Re: So Few Transitions-Eras
« Reply #22 on: February 18, 2008, 11:08:10 PM »
"Tom Paul, that was the mother of all edits! What the hell was wrong with the 843 words you had on that post just a minute ago?"


Ahhh, Jeeesus Christ, Joe, don't get me started.

This has been one aweful day! It all started at 5:30am when I woke up and couldn't go back to sleep so I walked over here to the barn/office in the rain with a February temperature I  thought was like a damp day in June. All the fire alarms were going off in the office and in the barn but there sure wasn't any fire. I suspected it was one of those Goddamned battery alarm units in the stalls so I go down there in the dark, get a chair to stand on to replace the battery and I forgot to shut the barn door so one of the horses that's a Belgian and weighs about 95 thousand pounds wanders into the barn and knocks me off the chair I'm standing on.

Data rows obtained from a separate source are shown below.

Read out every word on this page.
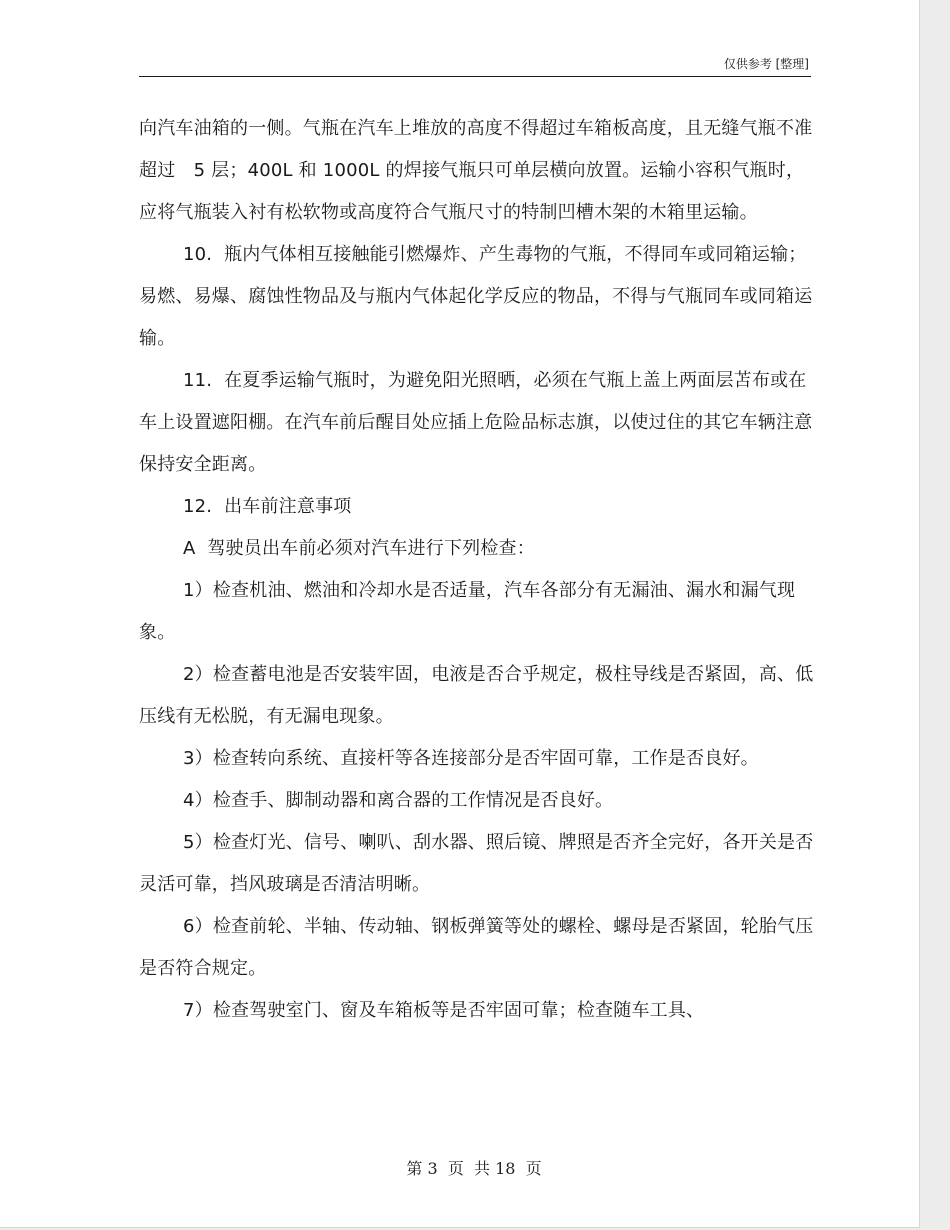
仅供参考 [整理]

向汽车油箱的一侧。气瓶在汽车上堆放的高度不得超过车箱板高度，且无缝气瓶不准超过　5 层；400L 和 1000L 的焊接气瓶只可单层横向放置。运输小容积气瓶时，　应将气瓶装入衬有松软物或高度符合气瓶尺寸的特制凹槽木架的木箱里运输。

10.  瓶内气体相互接触能引燃爆炸、产生毒物的气瓶，不得同车或同箱运输；易燃、易爆、腐蚀性物品及与瓶内气体起化学反应的物品，不得与气瓶同车或同箱运输。

11.  在夏季运输气瓶时，为避免阳光照晒，必须在气瓶上盖上两面层苫布或在车上设置遮阳棚。在汽车前后醒目处应插上危险品标志旗，以使过住的其它车辆注意保持安全距离。

12.  出车前注意事项

A  驾驶员出车前必须对汽车进行下列检查：

1）检查机油、燃油和冷却水是否适量，汽车各部分有无漏油、漏水和漏气现象。

2）检查蓄电池是否安装牢固，电液是否合乎规定，极柱导线是否紧固，高、低压线有无松脱，有无漏电现象。

3）检查转向系统、直接杆等各连接部分是否牢固可靠，工作是否良好。

4）检查手、脚制动器和离合器的工作情况是否良好。

5）检查灯光、信号、喇叭、刮水器、照后镜、牌照是否齐全完好，各开关是否灵活可靠，挡风玻璃是否清洁明晰。

6）检查前轮、半轴、传动轴、钢板弹簧等处的螺栓、螺母是否紧固，轮胎气压是否符合规定。

7）检查驾驶室门、窗及车箱板等是否牢固可靠；检查随车工具、

第 3  页  共 18  页
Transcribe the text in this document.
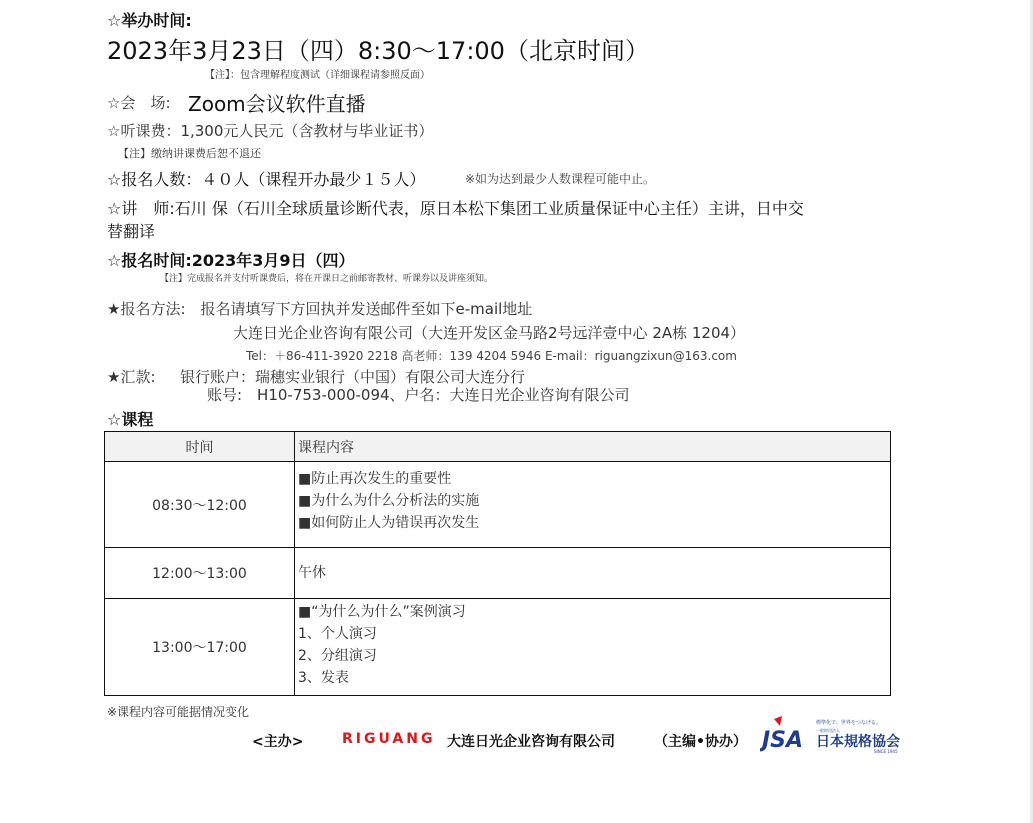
☆举办时间:
2023年3月23日（四）8:30～17:00（北京时间）
【注】：包含理解程度测试（详细课程请参照反面）
☆会　场: Zoom会议软件直播
☆听课费：1,300元人民元（含教材与毕业证书）
【注】缴纳讲课费后恕不退还
☆报名人数：４０人（课程开办最少１５人）	※如为达到最少人数课程可能中止。
☆讲　师:石川 保（石川全球质量诊断代表，原日本松下集团工业质量保证中心主任）主讲，日中交
替翻译
☆报名时间:2023年3月9日（四）
【注】完成报名并支付听课费后，将在开课日之前邮寄教材、听课券以及讲座须知。
★报名方法:　报名请填写下方回执并发送邮件至如下e-mail地址
大连日光企业咨询有限公司（大连开发区金马路2号远洋壹中心 2A栋 1204）
Tel：＋86-411-3920 2218 高老师：139 4204 5946 E-mail：riguangzixun@163.com
★汇款: 银行账户：瑞穗实业银行（中国）有限公司大连分行
账号:　H10-753-000-094、户名：大连日光企业咨询有限公司
☆课程
时间	课程内容
08:30～12:00	■防止再次发生的重要性
■为什么为什么分析法的实施
■如何防止人为错误再次发生

12:00～13:00	午休

13:00～17:00	■“为什么为什么”案例演习
1、个人演习
2、分组演习
3、发表
※课程内容可能据情况变化
<主办>	RIGUANG 大连日光企业咨询有限公司	（主编•协办） JSA
標準化で、世界をつなげる。
一般財団法人
日本規格協会
SINCE 1945
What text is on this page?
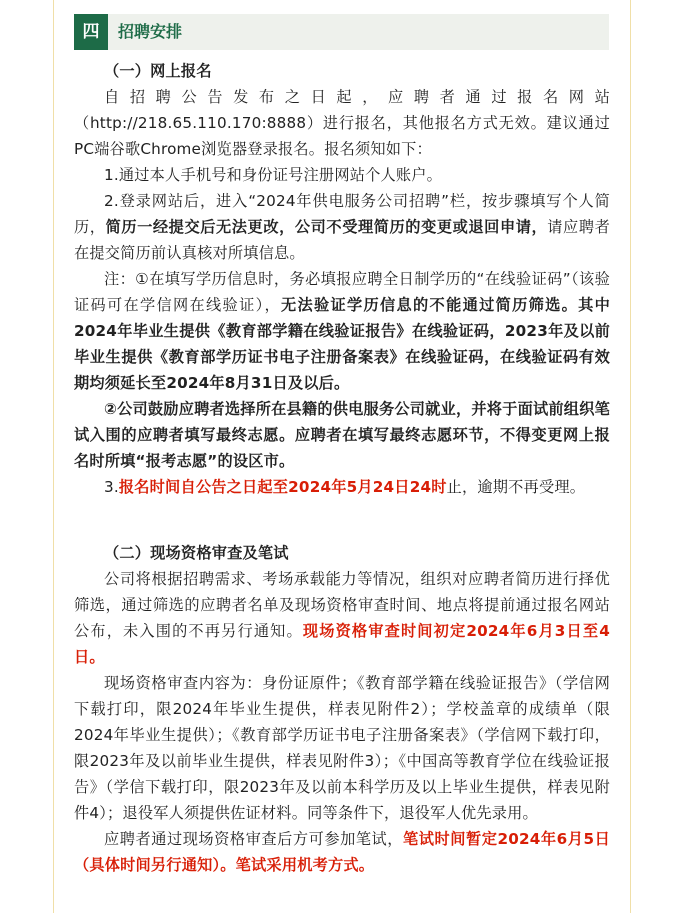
四	招聘安排

（一）网上报名

自招聘公告发布之日起，应聘者通过报名网站（http://218.65.110.170:8888）进行报名，其他报名方式无效。建议通过PC端谷歌Chrome浏览器登录报名。报名须知如下：

1.通过本人手机号和身份证号注册网站个人账户。

2.登录网站后，进入“2024年供电服务公司招聘”栏，按步骤填写个人简历，简历一经提交后无法更改，公司不受理简历的变更或退回申请，请应聘者在提交简历前认真核对所填信息。

注：①在填写学历信息时，务必填报应聘全日制学历的“在线验证码”（该验证码可在学信网在线验证），无法验证学历信息的不能通过简历筛选。其中2024年毕业生提供《教育部学籍在线验证报告》在线验证码，2023年及以前毕业生提供《教育部学历证书电子注册备案表》在线验证码，在线验证码有效期均须延长至2024年8月31日及以后。

②公司鼓励应聘者选择所在县籍的供电服务公司就业，并将于面试前组织笔试入围的应聘者填写最终志愿。应聘者在填写最终志愿环节，不得变更网上报名时所填“报考志愿”的设区市。

3.报名时间自公告之日起至2024年5月24日24时止，逾期不再受理。

（二）现场资格审查及笔试

公司将根据招聘需求、考场承载能力等情况，组织对应聘者简历进行择优筛选，通过筛选的应聘者名单及现场资格审查时间、地点将提前通过报名网站公布，未入围的不再另行通知。现场资格审查时间初定2024年6月3日至4日。

现场资格审查内容为：身份证原件；《教育部学籍在线验证报告》（学信网下载打印，限2024年毕业生提供，样表见附件2）；学校盖章的成绩单（限2024年毕业生提供）；《教育部学历证书电子注册备案表》（学信网下载打印，限2023年及以前毕业生提供，样表见附件3）；《中国高等教育学位在线验证报告》（学信下载打印，限2023年及以前本科学历及以上毕业生提供，样表见附件4）；退役军人须提供佐证材料。同等条件下，退役军人优先录用。

应聘者通过现场资格审查后方可参加笔试，笔试时间暂定2024年6月5日（具体时间另行通知）。笔试采用机考方式。
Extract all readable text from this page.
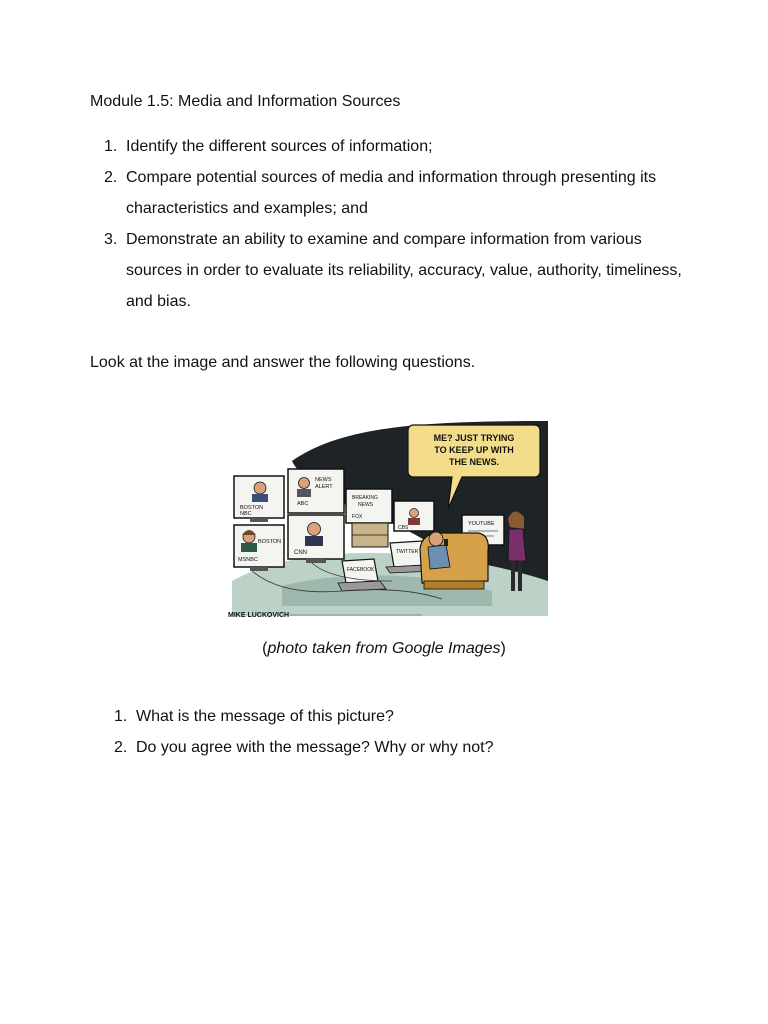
Module 1.5: Media and Information Sources
1. Identify the different sources of information;
2. Compare potential sources of media and information through presenting its characteristics and examples; and
3. Demonstrate an ability to examine and compare information from various sources in order to evaluate its reliability, accuracy, value, authority, timeliness, and bias.

Look at the image and answer the following questions.

ME? JUST TRYING
TO KEEP UP WITH
THE NEWS.
BOSTON
NBC
NEWS
ALERT
ABC
BREAKING
NEWS
FOX
CBS
YOUTUBE
BOSTON
MSNBC
CNN	TWITTER
FACEBOOK
MIKE LUCKOVICH

(photo taken from Google Images)

1. What is the message of this picture?
2. Do you agree with the message? Why or why not?
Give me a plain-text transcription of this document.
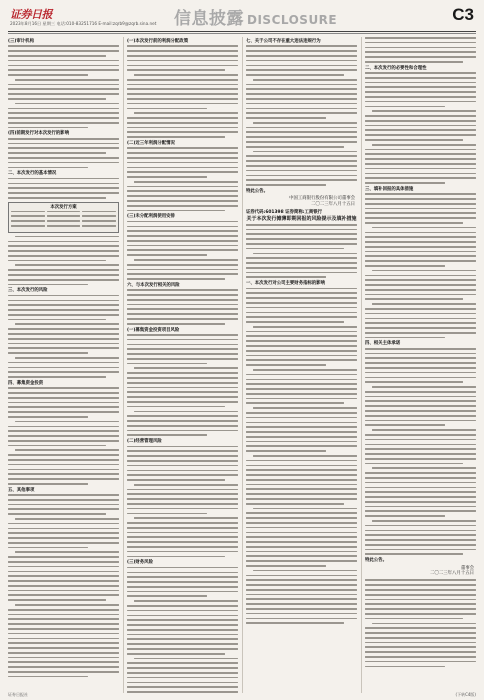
证券日报
2023年8月16日 星期三 电话:010-83251716 E-mail:zqrb9@zqrb.sina.net 信息披露 DISCLOSURE	C3
(三)审计机构
(四)前期发行对本次发行的影响
二、本次发行的基本情况
本次发行方案
三、本次发行的风险
四、募集资金投资
五、其他事项
(一)本次发行前的利润分配政策
(二)近三年利润分配情况
(三)未分配利润使用安排
六、与本次发行相关的风险
(一)募集资金投资项目风险
(二)经营管理风险
(三)财务风险
七、关于公司不存在重大违法违规行为
特此公告。
中国工商银行股份有限公司董事会
二〇二三年八月十五日
证券代码:601398 证券简称:工商银行
关于本次发行摊薄即期回报的风险提示及填补措施
一、本次发行对公司主要财务指标的影响
二、本次发行的必要性和合理性
三、填补回报的具体措施
四、相关主体承诺
特此公告。
董事会
二〇二三年八月十五日
证券日报社	(下转C4版)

That was just the beginning. Everything else I touched for the next five hours either didn't work or I broke. And tonight Peter told me I posted a post on the wrong thread so I tried to delete it and I couldn't find the delete button so I highlighted the words and deleted them and wrote something about thanks for telling me the message couldn't be, whatever. I think I still have ten fingers but it seems like in the last week they've all turned into thumbs.